Дима думает сказать, что сам справится, но почему-то не говорит. Он принимает ладонь (узловатые пальцы перехватывают запястье не слишком крепко, они, как и ожидалось, не самые сильные), и Артур Андреевич помогает одолеть стену. Здесь невысоко, и все же с поддержкой удобнее; вымокший до нитки Дима, похожий на ожившего водяного из сказок, устраивает в коридоре потоп — с него стекает ручьями, а под ногами сразу образуется лужа. Парень выжимает край футболки, пока Артур Андреевич рядом хлопочет, расстегивая и стаскивая пиджак.
— Ключи от подсобки у меня есть, — говорит он быстро, но внятно, — пойдем туда, а то все зальешь. Там вполне культурно. Погоди, не отряхивайся…

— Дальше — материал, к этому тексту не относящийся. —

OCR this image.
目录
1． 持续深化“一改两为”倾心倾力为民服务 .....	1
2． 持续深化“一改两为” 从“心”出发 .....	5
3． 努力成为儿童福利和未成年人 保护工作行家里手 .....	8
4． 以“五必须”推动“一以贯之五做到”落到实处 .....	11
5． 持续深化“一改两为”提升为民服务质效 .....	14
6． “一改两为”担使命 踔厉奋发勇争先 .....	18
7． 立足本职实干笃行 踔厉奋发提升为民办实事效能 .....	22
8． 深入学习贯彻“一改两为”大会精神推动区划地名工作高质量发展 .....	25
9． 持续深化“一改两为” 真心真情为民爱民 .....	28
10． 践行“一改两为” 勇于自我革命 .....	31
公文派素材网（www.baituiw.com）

И тащит его буксиром до подсобки, выуживает ключ, толкает от себя узкую дверь. Помещение маленькое, но не такое стремное, каким представлялось: лампу учитель не включает, но в размашистых линиях сумрака видно только затасканные старые лыжи. Их раздают среднеклашкам, когда наступают зима и обязательная уличная физкультура. Пыли, как ни странно, не ощущается. Дима дрожит, и Артур Андреевич торопливо просит его снять футболку. В серебристом свете с улицы силуэты немного размываются. Учитель отдает свой пиджак, сухой и действительно теплый, незнакомо пахнущий.
Запах. Вот, наверно, что Диму выводит из равновесия. Он привык принюхиваться к людям, с которыми имеет дело — звериная такая привычка. Он может описать человека по одному его запаху. А вот Артур Андреевич пахнет странно, необъяснимо — Волков не понимает ничего, что с ним связано, это и сбивает с толку. Даже пиджак несет запах скорее одеколона, но не нормальный человеческий. Как будто Артур Андреевич вообще ничем себя не выдает.
— Может, сходить до столовой за чаем? — вслух размышляет учитель. В белой рубашке и коричневом жилете он выглядит совсем стройным, даже с уклоном в болезненную худобу. — На руки они посуду не выдают, но я могу договориться.
— Прекратите, — беззлобно и равнодушно говорит Дима, пытаясь пресечь на корню. Макеев не понимает.
— Чем я заслужил твое отношение? — мягко, но удивительно искренне спрашивает он. — Я сделал что-то не так? Скажи, что, и я постараюсь исправить.
— Нечего исправлять. — Дима прислоняется к стене у окна. Он не смотрит на собеседника, но по расположению теней и движению воздуха догадывается, что тот встает рядом, напротив стекла. Открывает, и в комнату врывается влажный сырой воздух. Дождь шумит на все голоса. — Просто прекратите. Хватит лезть со своей заботой. Займитесь более достойным.
— Достойным? — повторяет Артур Андреевич. — Хм. Чем же, например?
— У вас своя началка, че ко мне прицепились?
— Дим, я не прицепился. Ты сам сюда пришел, причем явно не на уроки. — Он снова улыбается, а вот глаза напряженные, плечи тоже. — В заботе нет ничего плохого. И в том, чтобы ее дарить, и в том, чтобы ее принимать. Это не должно тебя стыдить.
У Димы, кажется, уши краснеют: ему неловко, что кто-то видит насквозь то, что он сам пытается поглубже в себя запрятать. Выпаливает остро:
— Я не ребенок! Нахер мне сдались и жалость, и снисхождение!
Пока учитель молчит, успевается переосмыслить сказанное. Вывод прост: слова правильные, не о чем жалеть. Затем Артур Андреевич задумчиво, как говорят разве что в старых философских фильмах, проговаривает:
— Ты прав, пожалуй. Я недооценил тебя. Из-за разницы в возрасте я не считаюсь с тобой и твоими мыслями, а это неправильно. Чувства понимаю, а мысли — нет. Ты имеешь полное право злиться и обижаться. Но прежде послушай тогда и мою историю…
Где-то в недрах школы дребезжит звонок, не затрагивая стены каморки. Артур Андреевич протягивает руку и выуживает из кармана своего пиджака две тонкие сигареты и зажигалку. Дима настолько изумлен их наличием, что даже соглашается автоматически; они раскуривают, отправляя дым в окно, где его смывает ливнем.